A pair of psychology professors at DePaul University has received a $6.6 million grant from the National Institute of Mental Health to teach stress-reduction techniques to Chicago students as a way of reducing violence.
“In communities hard-hit by poverty and drugs, children witness violence and it leads to more violence,” said grant recipient W. LaVome Robinson, who will lead the research project. “We are giving children ways to minimize the likelihood they are going to be exposed to, participate in or experience violence.”
The Success Over Stress Violence Prevention Project was previously tested by Robinson and fellow grant recipient Leonard Jason in a number of Chicago Public Schools on the city’s South and West sides. About 80% of participants said the course helped meet their stress-reduction goals, according to a university press release. Robinson and Jason will implement the program at a handful of CPS schools as part of the five-year research grant.
The program is tailored to the experiences and needs of African American students.
“We’re not taking a generic stress reduction program. We’re taking a program that’s adapted to them,” said Robinson. “It’s a culturally adapted curriculum, so a lot of stress the children experience has to do with matters related to the fact that they’re African American.”
For instance, the program includes shared experiences common among African American youth, such as being followed around in a store and suspected of stealing, or being profiled by police on the street, Robinson said. “We have scenarios and opportunities for them to talk about occasions that happened to them and how they feel, and how they can problem solve around that,” she said.
At participating schools, groups of 8-10 ninth-graders will get lessons on how to recognize and cope with stress, such as relaxation training and positive thinking, during 45-minute sessions over the course of 15 weeks.
“We’re teaching them multiple strategies so they have a toolkit or toolbox that they can go to and draw upon” when stressed, said Robinson. “They come to understand the strategies that work well for them in different scenarios.”
With the NIMH grant, researchers will train school social workers to deliver the curriculum as well as a train-the-trainer component. “We have demonstrated in the past with our trained staff that we get good outcomes,” said Jason. “The next step is saying, ‘What happens when people in the system implement the program?’”

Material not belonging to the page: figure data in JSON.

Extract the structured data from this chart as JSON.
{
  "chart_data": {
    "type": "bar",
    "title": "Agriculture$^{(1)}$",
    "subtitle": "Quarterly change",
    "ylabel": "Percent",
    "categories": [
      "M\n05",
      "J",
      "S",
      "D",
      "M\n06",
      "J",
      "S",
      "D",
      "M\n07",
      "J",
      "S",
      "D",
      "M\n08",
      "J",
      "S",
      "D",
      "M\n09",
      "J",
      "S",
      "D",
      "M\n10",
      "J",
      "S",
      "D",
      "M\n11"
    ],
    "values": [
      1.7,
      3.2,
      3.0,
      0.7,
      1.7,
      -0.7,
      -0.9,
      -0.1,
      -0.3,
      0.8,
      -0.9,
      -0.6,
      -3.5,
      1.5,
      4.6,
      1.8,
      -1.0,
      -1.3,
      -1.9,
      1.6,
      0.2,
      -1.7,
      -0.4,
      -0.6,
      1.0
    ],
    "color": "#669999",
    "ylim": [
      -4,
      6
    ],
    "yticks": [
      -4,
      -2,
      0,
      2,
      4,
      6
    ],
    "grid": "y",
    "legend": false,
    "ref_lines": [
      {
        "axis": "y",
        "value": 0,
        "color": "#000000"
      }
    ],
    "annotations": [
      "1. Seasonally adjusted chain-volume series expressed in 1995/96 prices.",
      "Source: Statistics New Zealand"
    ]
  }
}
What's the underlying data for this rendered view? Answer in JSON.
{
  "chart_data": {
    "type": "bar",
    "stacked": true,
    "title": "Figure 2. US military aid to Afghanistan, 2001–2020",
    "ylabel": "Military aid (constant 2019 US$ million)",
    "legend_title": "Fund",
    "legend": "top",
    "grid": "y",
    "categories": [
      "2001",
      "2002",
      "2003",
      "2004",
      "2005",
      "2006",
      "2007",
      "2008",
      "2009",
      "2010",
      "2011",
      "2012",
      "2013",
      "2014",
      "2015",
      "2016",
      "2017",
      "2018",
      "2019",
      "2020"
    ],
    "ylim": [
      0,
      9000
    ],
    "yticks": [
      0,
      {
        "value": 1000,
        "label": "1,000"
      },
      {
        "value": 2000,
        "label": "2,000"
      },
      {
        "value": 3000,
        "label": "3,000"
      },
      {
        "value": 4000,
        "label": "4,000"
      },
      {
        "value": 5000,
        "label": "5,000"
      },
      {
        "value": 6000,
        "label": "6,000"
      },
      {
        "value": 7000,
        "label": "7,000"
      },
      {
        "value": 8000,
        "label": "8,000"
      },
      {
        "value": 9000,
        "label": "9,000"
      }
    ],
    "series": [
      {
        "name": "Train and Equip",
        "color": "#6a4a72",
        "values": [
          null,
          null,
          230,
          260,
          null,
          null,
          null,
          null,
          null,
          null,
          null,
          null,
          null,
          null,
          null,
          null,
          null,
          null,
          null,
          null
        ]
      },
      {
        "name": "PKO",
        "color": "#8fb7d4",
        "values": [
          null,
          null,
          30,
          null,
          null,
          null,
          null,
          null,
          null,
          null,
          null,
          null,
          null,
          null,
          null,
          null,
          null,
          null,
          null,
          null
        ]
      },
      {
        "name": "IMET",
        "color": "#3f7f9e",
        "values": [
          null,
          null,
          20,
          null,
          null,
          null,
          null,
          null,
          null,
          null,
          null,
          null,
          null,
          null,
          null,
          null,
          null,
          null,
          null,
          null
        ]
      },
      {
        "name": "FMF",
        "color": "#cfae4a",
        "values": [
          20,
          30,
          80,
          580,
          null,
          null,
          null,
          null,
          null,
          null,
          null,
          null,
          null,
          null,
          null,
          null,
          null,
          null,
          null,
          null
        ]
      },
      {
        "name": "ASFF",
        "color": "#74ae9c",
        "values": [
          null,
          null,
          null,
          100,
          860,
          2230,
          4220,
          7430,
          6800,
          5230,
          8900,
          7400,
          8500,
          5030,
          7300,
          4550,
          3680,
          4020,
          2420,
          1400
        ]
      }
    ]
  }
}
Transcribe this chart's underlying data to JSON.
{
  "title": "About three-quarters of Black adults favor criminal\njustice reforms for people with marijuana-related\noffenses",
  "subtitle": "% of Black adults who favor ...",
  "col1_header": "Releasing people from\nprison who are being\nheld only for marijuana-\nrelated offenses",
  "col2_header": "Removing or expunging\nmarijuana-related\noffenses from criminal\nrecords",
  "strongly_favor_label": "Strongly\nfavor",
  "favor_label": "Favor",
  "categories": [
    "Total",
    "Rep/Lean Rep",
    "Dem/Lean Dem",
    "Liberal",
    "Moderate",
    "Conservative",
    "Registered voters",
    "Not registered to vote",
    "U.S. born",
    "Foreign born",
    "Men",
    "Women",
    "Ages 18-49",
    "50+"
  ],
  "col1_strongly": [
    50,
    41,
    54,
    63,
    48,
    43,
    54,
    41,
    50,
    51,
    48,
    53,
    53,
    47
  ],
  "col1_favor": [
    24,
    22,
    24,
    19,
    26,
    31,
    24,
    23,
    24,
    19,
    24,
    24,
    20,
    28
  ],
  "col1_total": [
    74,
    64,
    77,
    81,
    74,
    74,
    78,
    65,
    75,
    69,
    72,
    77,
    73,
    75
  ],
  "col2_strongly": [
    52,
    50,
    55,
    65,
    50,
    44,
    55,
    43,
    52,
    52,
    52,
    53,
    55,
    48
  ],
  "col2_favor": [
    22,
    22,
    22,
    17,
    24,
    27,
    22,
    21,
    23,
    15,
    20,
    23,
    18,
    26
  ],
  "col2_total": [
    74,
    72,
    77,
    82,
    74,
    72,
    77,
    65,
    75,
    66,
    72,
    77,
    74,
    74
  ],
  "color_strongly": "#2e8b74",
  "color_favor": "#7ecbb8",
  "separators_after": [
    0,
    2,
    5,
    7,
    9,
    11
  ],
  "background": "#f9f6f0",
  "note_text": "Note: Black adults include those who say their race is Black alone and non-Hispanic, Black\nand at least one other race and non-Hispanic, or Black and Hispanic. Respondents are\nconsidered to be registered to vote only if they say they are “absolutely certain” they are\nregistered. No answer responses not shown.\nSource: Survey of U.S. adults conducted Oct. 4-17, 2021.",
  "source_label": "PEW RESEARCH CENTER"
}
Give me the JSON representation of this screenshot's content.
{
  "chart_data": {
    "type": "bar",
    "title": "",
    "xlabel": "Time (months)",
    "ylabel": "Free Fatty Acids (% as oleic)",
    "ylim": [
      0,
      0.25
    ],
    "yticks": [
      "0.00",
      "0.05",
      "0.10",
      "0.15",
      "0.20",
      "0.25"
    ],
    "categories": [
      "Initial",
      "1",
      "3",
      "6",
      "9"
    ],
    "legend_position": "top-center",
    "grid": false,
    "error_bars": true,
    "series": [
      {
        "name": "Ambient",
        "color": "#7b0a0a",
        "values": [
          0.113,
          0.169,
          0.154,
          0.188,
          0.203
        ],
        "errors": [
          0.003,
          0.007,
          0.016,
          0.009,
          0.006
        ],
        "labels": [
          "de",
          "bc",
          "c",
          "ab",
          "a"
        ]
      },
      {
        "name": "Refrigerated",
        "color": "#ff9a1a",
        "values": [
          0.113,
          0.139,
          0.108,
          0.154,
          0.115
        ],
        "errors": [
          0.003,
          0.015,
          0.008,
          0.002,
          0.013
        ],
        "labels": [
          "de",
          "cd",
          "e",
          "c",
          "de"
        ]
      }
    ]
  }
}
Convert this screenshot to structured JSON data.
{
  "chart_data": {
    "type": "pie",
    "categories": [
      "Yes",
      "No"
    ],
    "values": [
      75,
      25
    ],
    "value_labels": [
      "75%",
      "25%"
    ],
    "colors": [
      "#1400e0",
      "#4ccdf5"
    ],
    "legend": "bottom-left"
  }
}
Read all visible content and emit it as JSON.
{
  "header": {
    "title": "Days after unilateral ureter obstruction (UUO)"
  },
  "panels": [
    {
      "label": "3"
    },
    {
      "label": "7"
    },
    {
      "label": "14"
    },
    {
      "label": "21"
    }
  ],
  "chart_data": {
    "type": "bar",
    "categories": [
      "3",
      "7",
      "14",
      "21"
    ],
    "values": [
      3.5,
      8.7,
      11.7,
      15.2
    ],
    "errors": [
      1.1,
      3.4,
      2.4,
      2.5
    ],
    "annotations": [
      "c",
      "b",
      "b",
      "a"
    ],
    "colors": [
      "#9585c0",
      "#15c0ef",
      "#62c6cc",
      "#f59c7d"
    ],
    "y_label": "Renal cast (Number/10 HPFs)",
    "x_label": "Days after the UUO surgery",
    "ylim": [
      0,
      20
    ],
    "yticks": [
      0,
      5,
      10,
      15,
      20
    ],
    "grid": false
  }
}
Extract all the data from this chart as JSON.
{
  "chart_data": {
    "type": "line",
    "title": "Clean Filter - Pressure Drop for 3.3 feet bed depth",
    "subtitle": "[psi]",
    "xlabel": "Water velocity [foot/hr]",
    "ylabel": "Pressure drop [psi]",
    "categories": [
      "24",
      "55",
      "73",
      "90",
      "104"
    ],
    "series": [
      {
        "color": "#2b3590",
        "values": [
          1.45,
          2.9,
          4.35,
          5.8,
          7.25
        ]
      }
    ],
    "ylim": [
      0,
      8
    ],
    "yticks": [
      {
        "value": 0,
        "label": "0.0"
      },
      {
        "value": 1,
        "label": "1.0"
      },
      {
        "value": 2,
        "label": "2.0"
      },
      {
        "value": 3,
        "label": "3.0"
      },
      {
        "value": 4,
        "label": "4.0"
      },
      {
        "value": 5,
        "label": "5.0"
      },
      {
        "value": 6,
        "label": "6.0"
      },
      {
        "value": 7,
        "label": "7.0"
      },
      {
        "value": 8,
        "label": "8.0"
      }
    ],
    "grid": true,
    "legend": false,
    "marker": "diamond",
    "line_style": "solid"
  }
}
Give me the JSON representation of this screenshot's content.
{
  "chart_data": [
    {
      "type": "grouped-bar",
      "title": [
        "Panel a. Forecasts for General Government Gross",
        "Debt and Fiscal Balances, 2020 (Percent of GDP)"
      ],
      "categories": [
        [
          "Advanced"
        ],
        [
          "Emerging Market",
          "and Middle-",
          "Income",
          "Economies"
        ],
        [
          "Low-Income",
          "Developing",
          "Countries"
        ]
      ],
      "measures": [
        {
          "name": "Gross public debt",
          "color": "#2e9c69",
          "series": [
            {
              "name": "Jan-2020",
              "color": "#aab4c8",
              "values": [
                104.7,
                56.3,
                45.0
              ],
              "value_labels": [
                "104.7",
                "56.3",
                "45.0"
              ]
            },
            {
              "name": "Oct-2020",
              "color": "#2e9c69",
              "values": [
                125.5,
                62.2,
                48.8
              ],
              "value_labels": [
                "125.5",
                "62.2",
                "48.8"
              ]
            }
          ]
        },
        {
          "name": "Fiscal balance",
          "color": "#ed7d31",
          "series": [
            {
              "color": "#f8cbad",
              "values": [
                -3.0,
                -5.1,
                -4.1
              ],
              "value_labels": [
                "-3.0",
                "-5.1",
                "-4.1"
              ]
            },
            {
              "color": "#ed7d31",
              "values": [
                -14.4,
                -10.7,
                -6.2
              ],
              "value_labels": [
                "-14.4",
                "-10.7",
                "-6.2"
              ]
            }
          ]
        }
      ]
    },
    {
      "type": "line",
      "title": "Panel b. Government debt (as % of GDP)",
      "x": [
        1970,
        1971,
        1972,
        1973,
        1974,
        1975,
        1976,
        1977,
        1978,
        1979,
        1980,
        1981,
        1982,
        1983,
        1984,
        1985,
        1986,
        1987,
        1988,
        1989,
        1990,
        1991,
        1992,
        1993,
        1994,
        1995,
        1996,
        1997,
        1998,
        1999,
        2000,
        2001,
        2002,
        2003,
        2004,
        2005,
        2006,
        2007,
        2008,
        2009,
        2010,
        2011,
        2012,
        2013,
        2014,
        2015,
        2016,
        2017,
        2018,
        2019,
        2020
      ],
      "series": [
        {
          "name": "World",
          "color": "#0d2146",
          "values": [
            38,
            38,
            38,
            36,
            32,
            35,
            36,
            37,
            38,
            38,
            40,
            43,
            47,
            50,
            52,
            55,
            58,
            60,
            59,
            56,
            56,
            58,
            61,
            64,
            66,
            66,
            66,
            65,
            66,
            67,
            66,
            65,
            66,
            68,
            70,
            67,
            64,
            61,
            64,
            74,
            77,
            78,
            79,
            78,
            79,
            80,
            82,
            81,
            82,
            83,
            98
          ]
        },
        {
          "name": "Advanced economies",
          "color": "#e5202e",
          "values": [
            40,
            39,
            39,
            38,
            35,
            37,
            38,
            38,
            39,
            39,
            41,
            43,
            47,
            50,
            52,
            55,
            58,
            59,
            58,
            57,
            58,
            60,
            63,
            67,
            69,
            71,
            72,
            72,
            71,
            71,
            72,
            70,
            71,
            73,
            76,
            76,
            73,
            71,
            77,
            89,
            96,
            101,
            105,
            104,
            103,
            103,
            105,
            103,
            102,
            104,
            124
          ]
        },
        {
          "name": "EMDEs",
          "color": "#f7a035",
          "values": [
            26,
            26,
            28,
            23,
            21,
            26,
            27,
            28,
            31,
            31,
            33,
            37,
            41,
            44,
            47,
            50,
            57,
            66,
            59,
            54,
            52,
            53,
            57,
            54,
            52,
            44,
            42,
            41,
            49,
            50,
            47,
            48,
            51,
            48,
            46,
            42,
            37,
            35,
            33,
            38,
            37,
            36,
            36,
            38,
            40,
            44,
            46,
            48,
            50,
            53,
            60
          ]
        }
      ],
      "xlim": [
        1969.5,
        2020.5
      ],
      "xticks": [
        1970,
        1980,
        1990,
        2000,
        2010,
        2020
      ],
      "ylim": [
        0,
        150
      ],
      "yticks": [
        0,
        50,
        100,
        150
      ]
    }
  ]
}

Collaborators on the project include Rush University Medical Center and Heartland Health Centers, which administer the school-based health centers in Chicago Public Schools. Other co-investigators include Kate Keenan, professor of psychiatry and behavioral neuroscience at the University of Chicago; Sally Lemke, director of community health clinics at Rush University Medical Center; and Donald Hedeker, professor of biostatistics at the University of Chicago.